For Valentine’s Day Carol and I decided to brave the 0 Degree weather and make a trip to the New York State Museum in Albany for a gem and mineral show. This took no small measure of courage on my part, because I’m a Mississippi boy still trying to wrap my head around the idea of No Degrees Whatsoever as a temperature reading. Never mind that it got to -17 F that night–I could sleep through that and pretend it didn’t happen. When you’re out in it? Not so much.
Regardless, we made it. The gem show, frankly, was nothing we hadn’t seen before. Nice, some cool pieces, but crowded and fairly typical of such things. We were still glad we came, but didn’t feel the need to add any new pieces. What drew my attention after awhile was the display of a Herchell-Spillman Carousel from 1915, shown in upper left.
I’ve talked about my serial obsessions before, how they come, dominate my (hah) free time for a while, then fade to the point I can move on to something else, but they never quite go away? Yeah. Wood carving was one of those, so naturally I had an interest in the late 19th, early 20th century carvers and companies that produced carousels and especially the carved horses and other creatures that stocked them. If you’re curious at all you can start Googling just about any starting point (Herschell-Spillman, Carousel Horses, etc) and probably find out a lot more than you’d ever want to know. I’m just going to talk about a few things that grabbed my notice.
First of all, the Herschell-Spillman company did not carve the animals on this carousel. They were all made earlier, and attributed to a company located in Brooklyn. When I say “earlier,” it was probably around the 1890’s, according to the museum’s information. Herschell-Spillman made the carousel frame and mechanism in 1915, and surviving animals from earlier rides were retro-fitted on to it. The horses were originally “standers,” meaning they didn’t go up and down (“jumper”), and part of the retro-fit was to convert some of them.
Now, take a look at this detail shot.

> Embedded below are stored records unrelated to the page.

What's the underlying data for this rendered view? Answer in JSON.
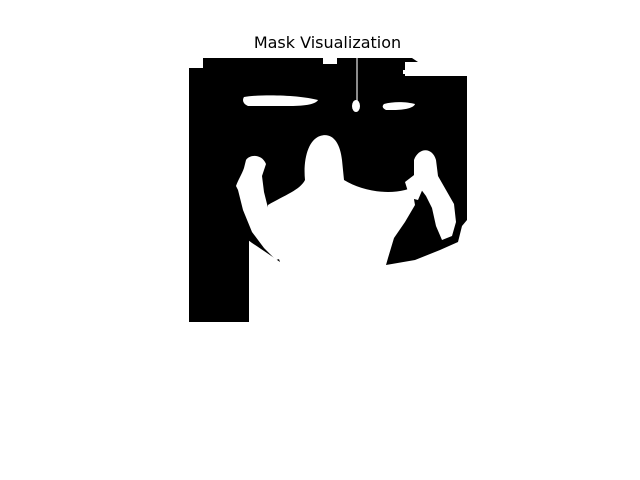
{
  "figure": {
    "title": "Mask Visualization"
  },
  "mask": {
    "foreground_color": "#ffffff",
    "background_color": "#000000"
  }
}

Very nice, but you’ll note that the horse is fairly simple and stylized, strongly built but without a great deal of detail. This is sometimes called the “Country Fair Style.” The idea was that the horses would be sturdy, relatively small, and easy to pack up and transport from one fair to another. (There were other styles as well, but that’s beyond the scope of this blog. I’ll just mention the Philadelphia Style and the Coney Island Style as two others with their own characteristics.) Even though Herschell-Spillman didn’t carve these horses, they did work a lot in that style. Horses that were designed as outside row horses for stationary carousels that would not be moved (in theory, though in practice they sometimes were) were far more elaborate and, well, I want to show you a Dentzel company carousel from about the same period.
This Dentzel company carousel is located in Logansport, Indiana. There is another one in Highland Park in Meridan, MS, near where I grew up and I got to ride it as a kid. I’d show you that one, only I haven’t been able to locate a good picture. This one will certainly do. As I said, this was not a later style or something that represented an evolution in the development of carousel animals. This carousel was built 15 years before the Herschell-Spillman example above, and was pretty typical of the Dentzel company’s work.
The most elaborately carved horses/animals would naturally be on the outside row, as that was the first thing visitors would see and were often “standers,” as this magnificent example shows. If you look closely at its right hind leg, you can see the glue line where it was attached to the body. The body (carcass) would be built as a hollow box with enough thickness on the outside to carve the details, and the legs and head would be roughed out separately, then attached and the finish carving done. Some of the most famous carvers, like Gustav Dentzel and Daniel Muller (famous for carving standers with military trappings) and Salvatore Cerniglario were either German or Italian immigrants.
By 1930 the so-called “Golden Age” of the carousel was waning. Out of the thousands made, only a couple hundred still survive, some in museums like the Herchell-Spillman, others like the Dentzel above and the one in Meridian, still in public parks, still on duty for rides as they have been for 100 years.
There. Assuming you got this far, probably still more than you wanted to know. As I said, the old interests never go away. Not completely.